By Priscilla Chia
Many of you might be familiar with the Speaker’s Corner. It is the only public venue in Singapore where citizens and permanent residents may give public speeches, debate or performances without a license and hold public demonstrations without a police permit.
But what you might not be aware of is the fact that the Minister for Home Affairs may, under section 14 of the Public Order Act, revoke the Public Order (Unrestricted Area) Order, which designates Speaker’s Corner as an unrestricted area under the Public Order Act at any moment in time.
The impact of such a revocation order is that during its operation and until the Minister removes the revocation order, anyone who wishes to use Speaker’s Corner must obtain the necessary license and permit.
Such revocations have taken place previously, for instance during the general elections and presidential election in 2011, and most recently where the Speaker’s Corner was designated as a community site to remember the late Mr Lee Kuan Yew.
While the past revocations may have been exercised in good faith, and were accompanied by a prompt reinstatement of Speaker’s Corner as an unrestricted area, it is a sharp reminder that our right to exercise this fundamental can be overridden by administrative expediency and efficiency. Little regard appears to be given to the importance of the right of the citizen to exercise his right of peaceful assembly or consideration that the public should be first consulted upon.
To begin with, to say that the right to peaceful assembly is a fundamental right but that the Speaker’s Corner remains the only place where public demonstration may take place (attempts to apply for permits to hold public protest elsewhere have largely been denied) is already problematic. That the Minister retains a wide discretion to revoke Speaker’s Corner as an unrestricted area, and has done so in circumstances where no immediate threat to public order exists further weakens the right to peaceful assembly.
The problem is that the Speaker’s Corner is the only public venue where peaceful assembly can be carried out. Thus, the revocation orders by the Minister effectively result in an almost total abrogation of the right during its operation.
Precisely because the right of peaceful assembly is a constitutionally protected right, we should require a standard higher than mere administrative expediency before it may be overridden, albeit even if the suspension is temporary.
Given this present set of realities, is the right to peaceful assembly in Singapore merely illusory?
Why should it matter you may ask?
It should matter because when the right is exercised responsibly, it is a means not only for citizens to participate meaningfully in the daily affairs of their nation but equally to highlight perceived injustices or failures of governmental policies and bring to bear peaceful pressures upon the government to reconsider such policies.
The inevitable reality of any democratic process is its tendency to exclude the interest of minorities. Moreover, the cut and thrust of politics is such that those elected into power are not always interested in issues that are only of immediate concerns to particular individuals and groups. Neither does the electoral process always provide an effective avenue to seek redress for affected groups and individuals.
In any case, it is unrealistic to expect any political system to achieve perfect and complete protection of the interest of every individual. When democratic systems and electoral processes fail to do so, the right to assemble may provide a platform for affected individuals and groups to highlight and communicate this perceived failure both to the public and to the government. The collective act of individuals standing in solidarity to advocate for their cause is a particularly powerful means of communication and increases the chance of their concerns to be heard with greater intensity. The annual Pink Dot event is one such example.
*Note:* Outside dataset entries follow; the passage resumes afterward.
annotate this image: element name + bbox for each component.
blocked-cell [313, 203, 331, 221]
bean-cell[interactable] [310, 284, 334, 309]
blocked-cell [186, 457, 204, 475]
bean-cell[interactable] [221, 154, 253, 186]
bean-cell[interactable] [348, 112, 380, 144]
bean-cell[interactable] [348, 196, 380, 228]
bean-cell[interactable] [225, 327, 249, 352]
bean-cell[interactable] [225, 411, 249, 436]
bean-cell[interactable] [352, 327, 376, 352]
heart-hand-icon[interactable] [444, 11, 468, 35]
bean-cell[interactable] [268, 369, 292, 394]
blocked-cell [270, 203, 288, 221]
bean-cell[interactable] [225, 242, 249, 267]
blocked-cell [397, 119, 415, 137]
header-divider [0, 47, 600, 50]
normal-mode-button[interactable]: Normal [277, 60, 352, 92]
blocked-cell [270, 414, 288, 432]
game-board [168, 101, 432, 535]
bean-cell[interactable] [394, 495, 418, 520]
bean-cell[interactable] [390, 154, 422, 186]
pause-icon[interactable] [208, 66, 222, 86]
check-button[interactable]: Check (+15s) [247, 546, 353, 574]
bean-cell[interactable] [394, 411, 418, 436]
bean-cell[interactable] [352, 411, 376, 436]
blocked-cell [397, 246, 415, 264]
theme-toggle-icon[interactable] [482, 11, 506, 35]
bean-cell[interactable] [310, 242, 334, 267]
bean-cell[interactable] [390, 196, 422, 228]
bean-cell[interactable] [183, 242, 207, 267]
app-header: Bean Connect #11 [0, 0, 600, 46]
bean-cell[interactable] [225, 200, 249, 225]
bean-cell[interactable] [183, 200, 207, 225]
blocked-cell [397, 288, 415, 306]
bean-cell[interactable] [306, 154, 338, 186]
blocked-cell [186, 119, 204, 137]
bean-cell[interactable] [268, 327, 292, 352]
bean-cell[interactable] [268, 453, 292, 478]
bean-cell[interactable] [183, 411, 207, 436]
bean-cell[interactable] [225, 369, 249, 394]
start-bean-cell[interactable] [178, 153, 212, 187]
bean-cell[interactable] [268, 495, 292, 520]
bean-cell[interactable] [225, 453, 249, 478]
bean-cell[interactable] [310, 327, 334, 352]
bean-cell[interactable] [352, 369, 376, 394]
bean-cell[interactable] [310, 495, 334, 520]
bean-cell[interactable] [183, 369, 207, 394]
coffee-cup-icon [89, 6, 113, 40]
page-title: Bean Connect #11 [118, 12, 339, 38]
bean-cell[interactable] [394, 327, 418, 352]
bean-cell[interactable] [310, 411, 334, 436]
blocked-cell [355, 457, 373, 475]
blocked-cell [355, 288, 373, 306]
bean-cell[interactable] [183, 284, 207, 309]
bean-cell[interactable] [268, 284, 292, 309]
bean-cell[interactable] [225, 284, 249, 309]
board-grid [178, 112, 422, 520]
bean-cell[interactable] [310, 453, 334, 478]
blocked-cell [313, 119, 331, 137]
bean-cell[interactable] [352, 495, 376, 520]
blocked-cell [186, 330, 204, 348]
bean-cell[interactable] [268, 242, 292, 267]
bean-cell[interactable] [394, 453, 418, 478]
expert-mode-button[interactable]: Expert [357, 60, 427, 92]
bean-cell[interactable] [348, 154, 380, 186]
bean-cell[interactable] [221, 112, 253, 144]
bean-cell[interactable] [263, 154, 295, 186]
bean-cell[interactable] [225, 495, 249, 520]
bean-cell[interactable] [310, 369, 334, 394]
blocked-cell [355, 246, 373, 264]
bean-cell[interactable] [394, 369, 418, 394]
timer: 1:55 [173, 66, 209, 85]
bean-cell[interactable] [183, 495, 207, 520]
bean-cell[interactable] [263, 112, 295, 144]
Equally, citizens should not have to wait until the ballot box to come around before they may make their views heard. They should be able to critique and express dissatisfaction and discontent pertaining to governmental policies on a daily basis – and no less through peaceful public demonstrations.
Take previous demonstrations such as Free My Internet, the White Paper Protest and the Return our CPF protest for example. While you may not agree with these protests, the impact of these protests cannot be discounted. Not only have such protests led to important conversations taking place in the public domain, but more importantly, they have make visible the issues and problems regarding current policies such as the CPF scheme, and in turn placed pressure on the government to reconsider and re-deliberate the blind spots of their policies.
Arguably also, the right to assembly is a form of democratic interaction – a medium by which the asymmetry of powers that exists as between the citizen and the state, and the majority and the minority may be rebalanced in the process of such interaction.
Although the past revocations may have been exercised in good faith, it ought to be questioned as to whether a blanket ban was necessary?
For instance, if the concern during the 2011 revocations was to prevent election rally permits from being bypassed, would not the more appropriate manner of addressing such concern be to deny applications of political parties or candidates who attempt to use Speaker’s Corner as part of their election rally? It might be a rather excessive measure to subject all citizens to a blanket ban when a less intrusive method is available. What should happen if urgent matters have to be communicated during the period where the revocation order of Speaker’s Corner is in place?
Perhaps it might be more accurate to characterize the right of peaceful assembly in Singapore as a matter of privilege, than it is a fundamental right. For anyone who takes the right to assemble peacefully seriously, this is something to be concerned about.